By Randall MellJune 19, 2018, 9:27 pm

Stacy Lewis will be looking to make the most of her last three starts of 2018 in her annual return to her collegiate roots this week.

Lewis, due to give birth to her first child on Nov. 3, will tee it up in Friday’s start to the Walmart NW Arkansas Championship at Pinnacle Country Club in Rogers, Arkansas. She won the NCAA individual women’s national title in 2007 while playing at the University of Arkansas. She is planning to play the KPMG Women’s PGA Championship next week and then the Marathon Classic two weeks after that before taking the rest of the year off to get ready for her baby’s arrival.

Lewis, 33, said she is beginning to feel the effects of being with child.

“Things have definitely gotten harder, I would say, over the last week or so, the heat of the summer and all that,” Lewis said Tuesday. “I'm actually excited. I'm looking forward to the break and being able to decorate the baby's room and do all that kind of stuff and to be a mom - just super excited.”

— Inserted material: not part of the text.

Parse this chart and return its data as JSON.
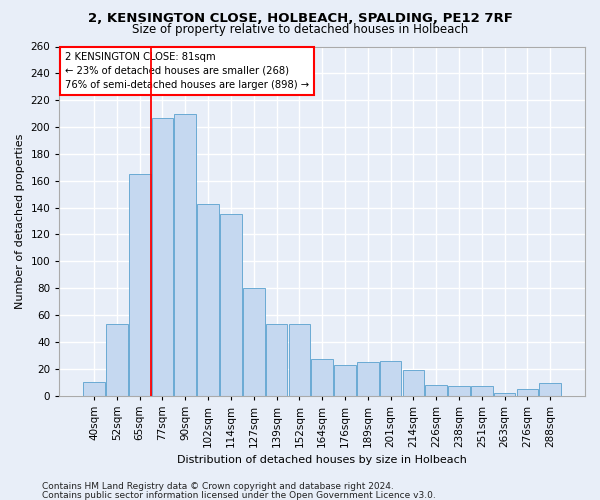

Lewis says she is managing her energy levels, but she is eager to compete.

“Taking a few more naps and resting a little bit more,” she said. “Other than that, the game's been pretty good.”

Lewis won the Walmart NW Arkansas Championship in 2014, and she was credited with an unofficial title in ’07, while still a senior at Arkansas. That event was reduced to 18 holes because of multiple rain delays. Lewis is a popular alumni still actively involved with the university.